Close to Danger...

Something almost bad happened to my MacBook Pro today.

I’d been using the machine all day, on and off, on both battery and power. I showed some code to a lecturer, and then closed my laptop and moved to another lecture theatre. It was there that, after about half an hour, when I was bored, I decided to open my laptop and check my email.

Screen was black. I’ve had some issues with the graphics card not always working properly (it’s related to a garbage display when scrolling issue), so I thought that might have reappeared. I don’t remember why, but I pressed the power button. I wasn’t expecting anything (if the display was disabled, then at most I should get a beep).

The screen came on (or, as I later figured out, the whole machine came on), but the display was overlaid with a pink pixelated pattern. Initially I thought something was odd, and I force-restarted it, since it didn’t appear to be responding.

The next time it booted up, it had the same pattern. Leaving it a little longer, I noticed that it displayed the grey screen with the darker apple logo, and the spinner underneath. After about a minute, it had a kernel panic.

Restarting it always had the same result. Zapping the PRAM, resetting the SMC, booting off a system DVD all had the same result.

I even tried swapping out the RAM, but nothing looked to fix it.

Finally, I tried booting up in safe mode. ⌘S will do this, and when this kicked in, the screen turned black, as expected. The areas that were pink now turned green. I got to a command prompt, but when I typed “exit” to continue booting, it seemed to hang on the WindowServer loading. (I must confess I restarted quite early, since I wasn’t having any keyboard response, even though it may not respond at this point).

Same deal for Verbose mode (⌘V). Stuck at WindowServer.
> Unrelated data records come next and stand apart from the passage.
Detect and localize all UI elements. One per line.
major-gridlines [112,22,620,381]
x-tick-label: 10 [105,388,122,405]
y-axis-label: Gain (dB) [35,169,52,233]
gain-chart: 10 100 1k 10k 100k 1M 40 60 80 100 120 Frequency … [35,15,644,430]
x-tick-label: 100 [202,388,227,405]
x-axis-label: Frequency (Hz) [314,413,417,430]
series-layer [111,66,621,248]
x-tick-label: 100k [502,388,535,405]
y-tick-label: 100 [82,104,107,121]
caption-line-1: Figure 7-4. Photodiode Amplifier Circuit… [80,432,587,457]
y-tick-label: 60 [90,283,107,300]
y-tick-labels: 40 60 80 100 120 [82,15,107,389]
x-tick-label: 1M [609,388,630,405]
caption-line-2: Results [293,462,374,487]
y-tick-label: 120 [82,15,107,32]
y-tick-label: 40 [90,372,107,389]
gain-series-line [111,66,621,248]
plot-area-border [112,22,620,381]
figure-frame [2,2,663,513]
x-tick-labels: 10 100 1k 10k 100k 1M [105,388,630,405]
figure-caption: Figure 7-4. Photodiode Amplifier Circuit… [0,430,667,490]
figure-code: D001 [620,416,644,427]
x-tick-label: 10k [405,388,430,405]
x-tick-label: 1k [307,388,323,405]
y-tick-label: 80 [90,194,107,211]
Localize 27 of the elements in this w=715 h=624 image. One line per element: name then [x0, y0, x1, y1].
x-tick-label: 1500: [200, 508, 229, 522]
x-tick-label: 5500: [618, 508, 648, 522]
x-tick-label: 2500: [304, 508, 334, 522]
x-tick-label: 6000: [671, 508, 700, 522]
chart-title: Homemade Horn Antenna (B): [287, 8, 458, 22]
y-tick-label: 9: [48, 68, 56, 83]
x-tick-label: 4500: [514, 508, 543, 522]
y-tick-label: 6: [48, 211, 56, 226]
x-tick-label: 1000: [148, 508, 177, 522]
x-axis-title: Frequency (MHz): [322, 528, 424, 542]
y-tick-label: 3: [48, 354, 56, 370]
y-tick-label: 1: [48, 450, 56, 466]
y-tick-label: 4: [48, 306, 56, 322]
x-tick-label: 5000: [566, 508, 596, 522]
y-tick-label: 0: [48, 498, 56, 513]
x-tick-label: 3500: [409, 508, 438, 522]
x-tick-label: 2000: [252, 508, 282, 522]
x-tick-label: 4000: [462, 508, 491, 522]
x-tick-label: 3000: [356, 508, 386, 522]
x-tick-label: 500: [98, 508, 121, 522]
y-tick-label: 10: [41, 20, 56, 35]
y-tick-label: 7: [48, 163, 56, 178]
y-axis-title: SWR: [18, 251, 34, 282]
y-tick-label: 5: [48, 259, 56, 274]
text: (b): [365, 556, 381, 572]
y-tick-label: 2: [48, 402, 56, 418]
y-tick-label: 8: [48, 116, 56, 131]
Rebooting again in Safe mode, I did an fsck -fy. About halfway through this I noticed that the text that was appearing was overwriting the green graphics glitches. When it completed (and it did find one error), I restarted, and the machine appears to be back to normal.

I wouldn’t have lost much data (I do have backups), but I would have lost work time. Or blogging time, or whatever!

Postscript: Interestingly, checking the panic.log shows me that it was WindowServer that was causing the panic. I don’t know why, but I hope it ceases to occur!